By default each interval between two snapshots is configured for 5 seconds. Here we have a little more than 6 seconds, which means that the last snapshot took more than a second to complete. Most of the time this can come from the network or the amount of information to be processed in shared pool when this Oracle memory area is oversized, for example, or poorly used (non-use of bind variables).

This “Last refresh” in color does not therefore directly highlight the cause but is a symptom of a general slowness in the queries sent to Oracle.

Conclusion

If no CPU, resource (IOs, etc.) or wait consumption statistics are significant (we are looking for an “excess”), then it is very likely that the monitored Oracle instance is not experiencing a performance problem.

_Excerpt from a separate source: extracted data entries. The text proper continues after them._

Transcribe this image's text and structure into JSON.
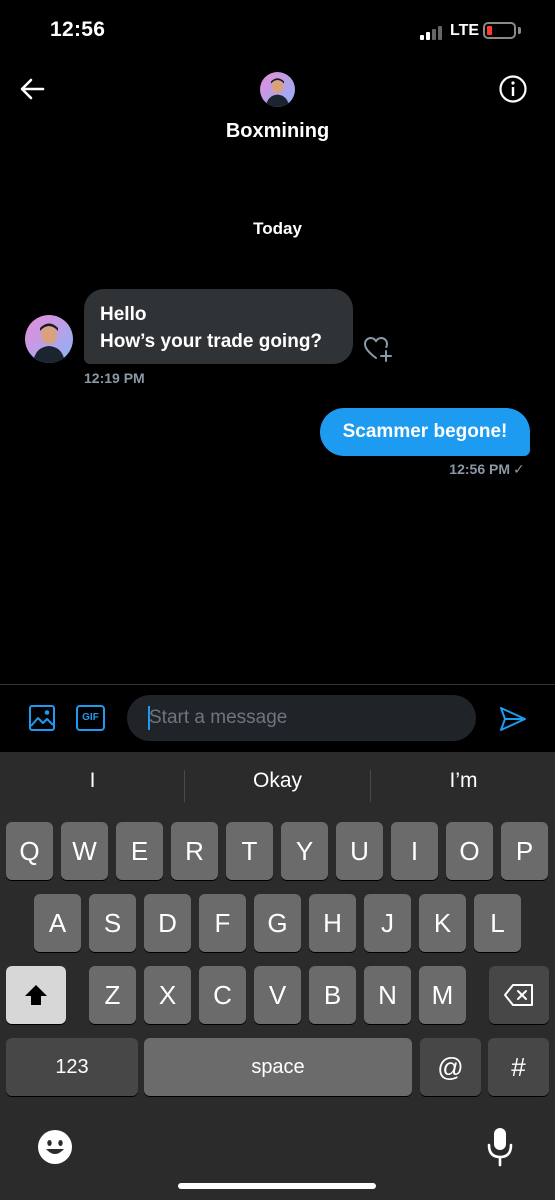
{
  "status_bar": {
    "time": "12:56",
    "network": "LTE"
  },
  "header": {
    "contact_name": "Boxmining"
  },
  "conversation": {
    "day_label": "Today",
    "incoming": {
      "line1": "Hello",
      "line2": "How’s your trade going?",
      "time": "12:19 PM"
    },
    "outgoing": {
      "text": "Scammer begone!",
      "time": "12:56 PM",
      "status": "✓"
    }
  },
  "composer": {
    "placeholder": "Start a message",
    "gif_label": "GIF"
  },
  "keyboard": {
    "suggestions": [
      "I",
      "Okay",
      "I’m"
    ],
    "row1": [
      "Q",
      "W",
      "E",
      "R",
      "T",
      "Y",
      "U",
      "I",
      "O",
      "P"
    ],
    "row2": [
      "A",
      "S",
      "D",
      "F",
      "G",
      "H",
      "J",
      "K",
      "L"
    ],
    "row3": [
      "Z",
      "X",
      "C",
      "V",
      "B",
      "N",
      "M"
    ],
    "numbers_label": "123",
    "space_label": "space",
    "at_label": "@",
    "hash_label": "#"
  },
  "colors": {
    "accent": "#1d9bf0",
    "incoming_bubble": "#2f3336",
    "background": "#000000"
  }
}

If, on the other hand, the Oracle instance suffers from slowness or contentions, then we should observe high values ​​for CPU, resources, time consumed or waits on the main screen. These symptoms should easily and quickly point us to the root of the issue: an SQL query, a blocking session, contention on a particular component, etc. More details that will allow us to deepen this diagnosis can be retrieved, for example, by clicking or double-clicking on the statistics or elements concerned.

To establish an initial diagnosis to determine whether the Oracle instance is behaving well or whether it is encountering difficulties, following the path suggested in this article therefore seems to be a good approach.